The first test I ran used data from ESPN Stats and Information. I measured players wOBA based on contact against pitches thrown in the strike zone, wOBA on contact against pitches not in the strike zone and wOBA based on at bats that ended in either a hit by pitch, strikeout or unintentional walk. Then, I determined a given player’s percentage rank for each of these three categories from 2013-2015 as well as his rank for the likelihood of each of these events occurring.
I found that the average wOBA for pitches put into play in the strike zone was .385, for pitches out of the strike zone was .290 and for pitches not put into play was .204. I expected pitches hit in the strike zone to be the most productive type, but I was surprised to see that contact made against pitches thrown outside of the strike zone was more productive than at-bats not resulting in contact.
This indicates that batters are stuck in a game theory situation since they want to make contact as often as possible. Swinging aggressively may result in higher contact rates but also more strikeouts, fewer walks and potentially less productive contact. This means they need to decide whether to swing at a bad pitch early in the count. Ideally, batters would never walk or strikeout because they have their best results when making contact. On average, they should be willing to give up roughly 11 walks in order to prevent 9 strikeouts. For comparison, a player like Adam Jones roughly strikes out 5 times for each time he earns an unintentional walk.
A stepwise regression analysis suggests that wOBA for pitches hit inside the strike zone percentile rank is the variable with the strongest relationship to actual wOBA percentile rank. The next most influential variable was wOBA on pitches which weren’t put into play. On average, 85% of all at bats end in one of the two above scenarios. There is a weaker relationship between actual wOBA rank and the percentage of balls in each of the three categories, suggesting that this has some relevance but not a huge amount. In general, the percent of pitches resulted in strikes or balls put into play had a positive impact on total wOBA (obviously, putting strikes into play is better than putting balls into play) while failing to put a ball into play had a negative impact.

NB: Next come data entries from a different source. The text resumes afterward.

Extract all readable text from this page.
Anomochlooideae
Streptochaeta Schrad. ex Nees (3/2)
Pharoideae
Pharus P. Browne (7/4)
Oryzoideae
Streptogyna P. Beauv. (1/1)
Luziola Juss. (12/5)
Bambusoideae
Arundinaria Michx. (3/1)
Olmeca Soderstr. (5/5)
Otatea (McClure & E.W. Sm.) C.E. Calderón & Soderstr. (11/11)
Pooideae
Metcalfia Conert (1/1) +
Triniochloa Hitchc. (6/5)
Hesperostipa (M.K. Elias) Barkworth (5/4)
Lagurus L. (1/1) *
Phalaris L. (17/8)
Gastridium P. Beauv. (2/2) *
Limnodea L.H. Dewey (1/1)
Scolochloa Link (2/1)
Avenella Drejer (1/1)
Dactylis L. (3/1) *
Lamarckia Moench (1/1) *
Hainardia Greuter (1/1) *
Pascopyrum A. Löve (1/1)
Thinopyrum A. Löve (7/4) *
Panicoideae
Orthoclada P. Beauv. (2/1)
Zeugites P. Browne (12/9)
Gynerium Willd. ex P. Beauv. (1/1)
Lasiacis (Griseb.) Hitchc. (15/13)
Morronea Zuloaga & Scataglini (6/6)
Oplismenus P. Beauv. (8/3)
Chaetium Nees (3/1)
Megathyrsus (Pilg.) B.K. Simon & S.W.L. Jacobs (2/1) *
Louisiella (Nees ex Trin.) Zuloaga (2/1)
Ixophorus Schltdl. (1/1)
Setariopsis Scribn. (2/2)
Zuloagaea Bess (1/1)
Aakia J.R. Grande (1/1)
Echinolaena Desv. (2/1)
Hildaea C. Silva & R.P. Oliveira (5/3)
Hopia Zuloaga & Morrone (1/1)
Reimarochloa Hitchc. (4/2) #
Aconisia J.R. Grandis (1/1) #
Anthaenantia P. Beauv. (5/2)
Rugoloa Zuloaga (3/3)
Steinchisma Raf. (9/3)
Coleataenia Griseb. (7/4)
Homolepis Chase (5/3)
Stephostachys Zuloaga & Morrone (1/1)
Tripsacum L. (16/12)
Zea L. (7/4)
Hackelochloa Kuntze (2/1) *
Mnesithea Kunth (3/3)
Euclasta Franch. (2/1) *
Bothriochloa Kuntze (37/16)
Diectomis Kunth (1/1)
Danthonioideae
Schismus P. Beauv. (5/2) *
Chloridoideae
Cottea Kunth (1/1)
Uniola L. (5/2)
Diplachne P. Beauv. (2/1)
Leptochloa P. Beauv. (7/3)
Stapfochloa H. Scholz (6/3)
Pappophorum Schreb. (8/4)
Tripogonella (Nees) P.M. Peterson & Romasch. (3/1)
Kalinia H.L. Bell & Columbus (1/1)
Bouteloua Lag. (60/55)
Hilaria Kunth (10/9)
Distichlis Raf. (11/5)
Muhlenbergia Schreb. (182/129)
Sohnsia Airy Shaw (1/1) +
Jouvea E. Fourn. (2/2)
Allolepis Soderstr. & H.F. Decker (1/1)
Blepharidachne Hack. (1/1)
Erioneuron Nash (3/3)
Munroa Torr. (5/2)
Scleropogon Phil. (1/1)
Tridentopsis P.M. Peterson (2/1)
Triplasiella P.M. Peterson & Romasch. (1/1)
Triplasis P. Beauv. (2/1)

The R^2 for this analysis was .9225 indicating that these wOBA categories accurately describe overall wOBA. This is expected but important to verify.
There is a high year-to-year correlation between how often a batter puts a pitch in the strike zone (.746) or out of the strike zone into play (.725) or alternatively fails to put the ball into play (.836). There is some year-to-year correlation between a batter’s ability to produce when putting pitches in the strike zone into play (.544) or when not putting the ball into play at all (.639), but only minimal when putting pitches not in the strike zone into play (.169). This suggests that players largely have the same outline from year-to-year but their production is considerably more variable. It also suggests that production on pitcher-friendly pitches is considerably more variable than production on hitter-friendly pitches. It also suggests that while these results have some predictive value, they’re more helpful for illustrating actual results.
The second test I ran used PITCHf/x data from 2013-2015 and studied players that faced at least 1000 pitches in a given season. I then used zone information to determine whether a pitch was a clear strike, a clear ball or unclear defined as being within 1 inch of the strike zone in any direction. Then I determined a players’ overall wOBA percentile rank as well as his wOBA rank for pitches that are strikes, balls and unclear as well as the likelihood percentile rank of him putting a ball, strike or unclear pitch into play.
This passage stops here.